L’opera che maggiormente esprime tale desiderio di conoscenza è una trilogia di pellicole: “La trilogia del silenzio di Dio”. Il titolo della prima pellicola “Come in uno specchio” (1961) è tratto dalla prima lettera di San Paolo ai Corintii (XIII,12): “Adesso noi vediamo come in uno specchio, in maniera confusa; allora vedremo faccia a faccia”.

La vicenda esistenziale dei pochi protagonisti, ritmata dalla Suite n°2 in re minore di J. S. Bach, si svolge su di un’isola del Mar Baltico. È proprio su quest’isola che Karin, una schizofrenica appena uscita dall’ospedale, decide di trascorrere del tempo con la sua famiglia. La pellicola ruota intorno a quattro “persone che spuntano da un mare”: Karin, giovane donna gravemente malata, Martin, marito della donna, David, padre di Karin, “chiuso perennemente nella sua torre d’avorio artistica ed estetica” e Minus, ultimo figlio di David, nel pieno della sua fragilità adolescenziale, con il quale Karin sviluppa un rapporto talmente morboso da sfiorare l’incesto. La situazione psicologica della giovane protagonista (brillantemente interpretata da Harriet Andersson) è un climax ascendente a scandire i tempi del film, sino al tragico epilogo, in cui la giovane donna crede di aver visto Dio. Sbloccati, forse, dall’improvviso tracollo, David e il figlio adolescente riescono finalmente ad abbattere il muro di angosciante incomunicabilità e scorgere una salvifica e possibile via d’uscita.

Questa prima espressione del “trittico del problema religioso” è una magistrale opera di Ingmar Bergman, capace di trattare una malattia tanto mentale quanto esistenziale e porre, con i successivi sviluppi della trilogia, ulteriori interrogativi. 

Il sogno di Karin: “Ho avuto paura.

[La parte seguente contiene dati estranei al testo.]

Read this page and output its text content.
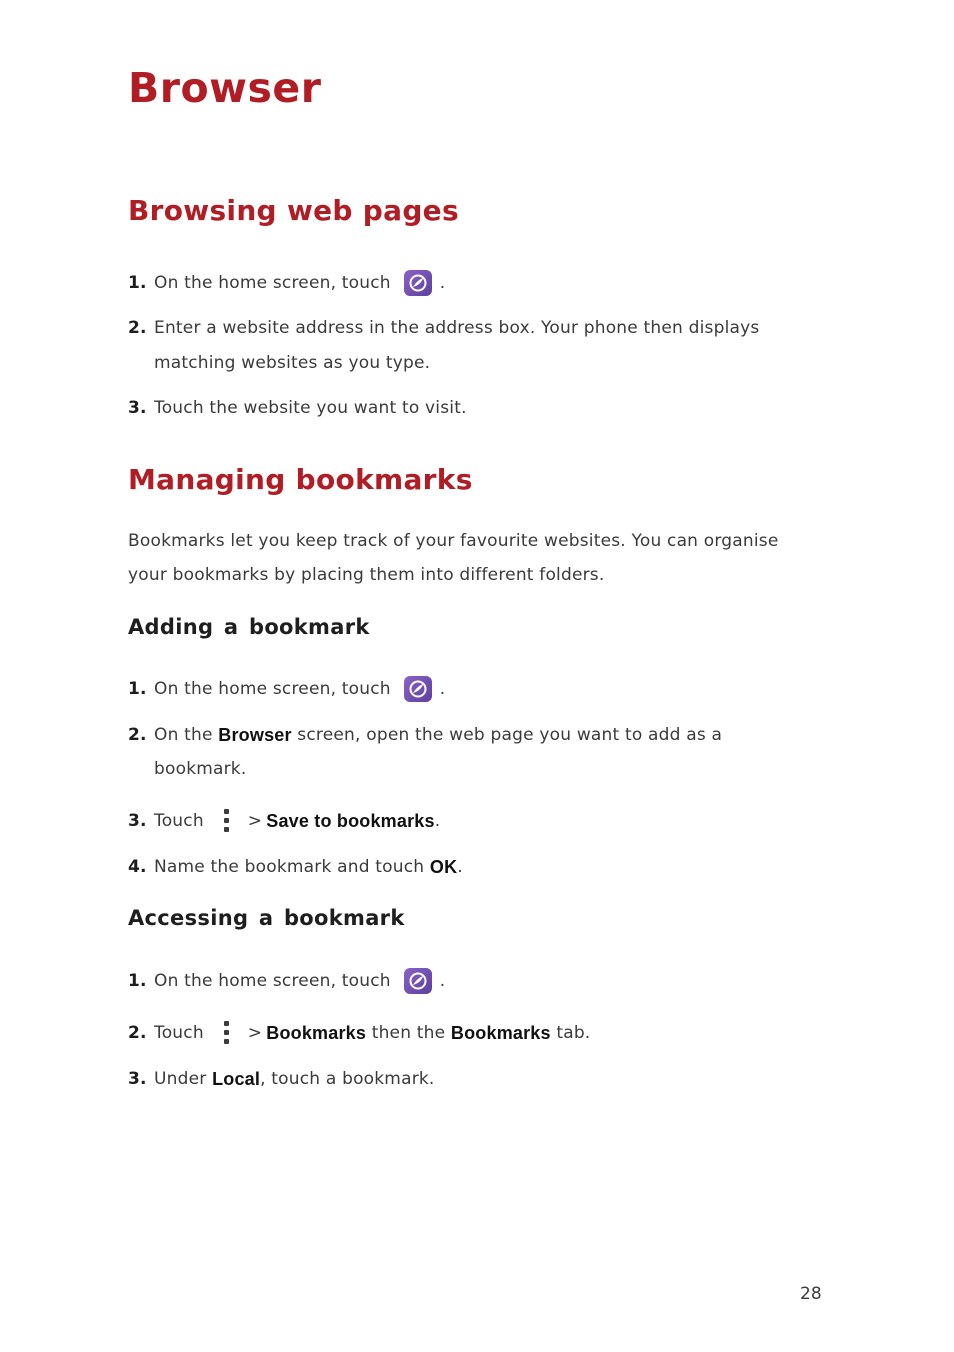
Browser
Browsing web pages
1. On the home screen, touch	.
2. Enter a website address in the address box. Your phone then displays
matching websites as you type.
3. Touch the website you want to visit.
Managing bookmarks
Bookmarks let you keep track of your favourite websites. You can organise
your bookmarks by placing them into different folders.
Adding a bookmark
1. On the home screen, touch	.
2. On the Browser screen, open the web page you want to add as a
bookmark.
3. Touch	> Save to bookmarks .
4. Name the bookmark and touch OK .
Accessing a bookmark
1. On the home screen, touch	.
2. Touch	> Bookmarks then the Bookmarks tab.
3. Under Local , touch a bookmark.
28
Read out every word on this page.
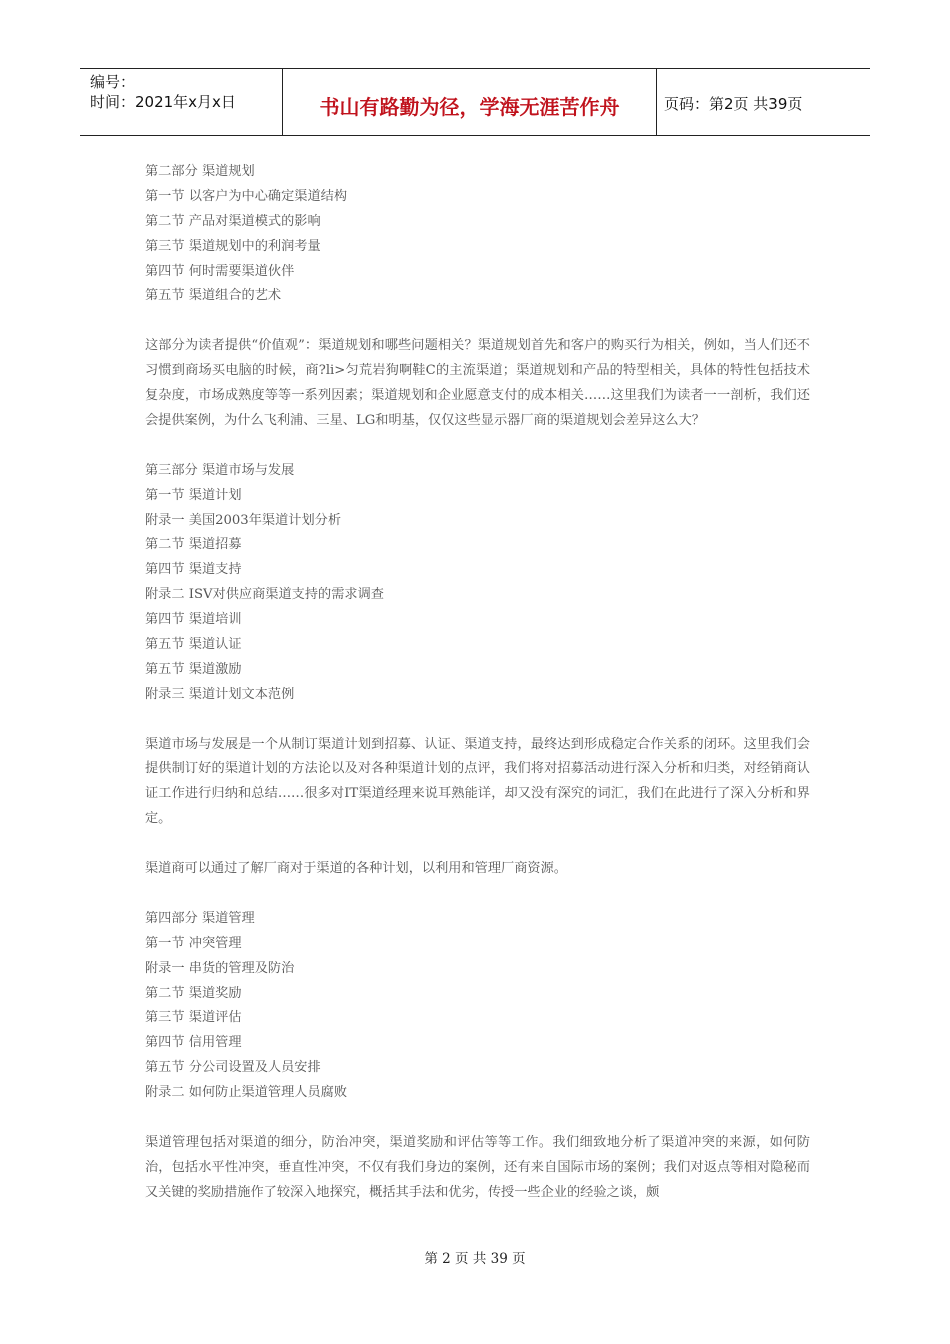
编号：
时间：2021年x月x日	书山有路勤为径，学海无涯苦作舟	页码：第2页 共39页
第二部分 渠道规划
第一节 以客户为中心确定渠道结构
第二节 产品对渠道模式的影响
第三节 渠道规划中的利润考量
第四节 何时需要渠道伙伴
第五节 渠道组合的艺术
这部分为读者提供“价值观”：渠道规划和哪些问题相关？渠道规划首先和客户的购买行为相关，例如，当人们还不习惯到商场买电脑的时候，商?li>匀荒岩狗啊鞋C的主流渠道；渠道规划和产品的特型相关，具体的特性包括技术复杂度，市场成熟度等等一系列因素；渠道规划和企业愿意支付的成本相关……这里我们为读者一一剖析，我们还会提供案例，为什么飞利浦、三星、LG和明基，仅仅这些显示器厂商的渠道规划会差异这么大？
第三部分 渠道市场与发展
第一节 渠道计划
附录一 美国2003年渠道计划分析
第二节 渠道招募
第四节 渠道支持
附录二 ISV对供应商渠道支持的需求调查
第四节 渠道培训
第五节 渠道认证
第五节 渠道激励
附录三 渠道计划文本范例
渠道市场与发展是一个从制订渠道计划到招募、认证、渠道支持，最终达到形成稳定合作关系的闭环。这里我们会提供制订好的渠道计划的方法论以及对各种渠道计划的点评，我们将对招募活动进行深入分析和归类，对经销商认证工作进行归纳和总结……很多对IT渠道经理来说耳熟能详，却又没有深究的词汇，我们在此进行了深入分析和界定。
渠道商可以通过了解厂商对于渠道的各种计划，以利用和管理厂商资源。
第四部分 渠道管理
第一节 冲突管理
附录一 串货的管理及防治
第二节 渠道奖励
第三节 渠道评估
第四节 信用管理
第五节 分公司设置及人员安排
附录二 如何防止渠道管理人员腐败
渠道管理包括对渠道的细分，防治冲突，渠道奖励和评估等等工作。我们细致地分析了渠道冲突的来源，如何防治，包括水平性冲突，垂直性冲突，不仅有我们身边的案例，还有来自国际市场的案例；我们对返点等相对隐秘而又关键的奖励措施作了较深入地探究，概括其手法和优劣，传授一些企业的经验之谈，颇
第 2 页 共 39 页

La porta si è dischiusa, ma il Dio che è entrato era solo un ragno. Si è avvicinato a me e io l’ho visto in faccia: un viso ripugnante e gelido. Si è lanciato su di me, voleva possedermi ma io mi sono difesa. Vedevo continuamente i suoi occhi così freddi e calmi. Non è riuscito a penetrare in me, così ha strisciato sul mio petto e se ne è andato su per la parete. Ho visto Dio.”

Regia di Ingmar Bergman. Film del 1961 con Harriet Andersson, Max von Sydow, Gunnar Bjornstrand, Lars Passgard. Titolo originale: Säsom i en spegel. Genere Drammatico – Svezia, 1961, durata: 89 minuti.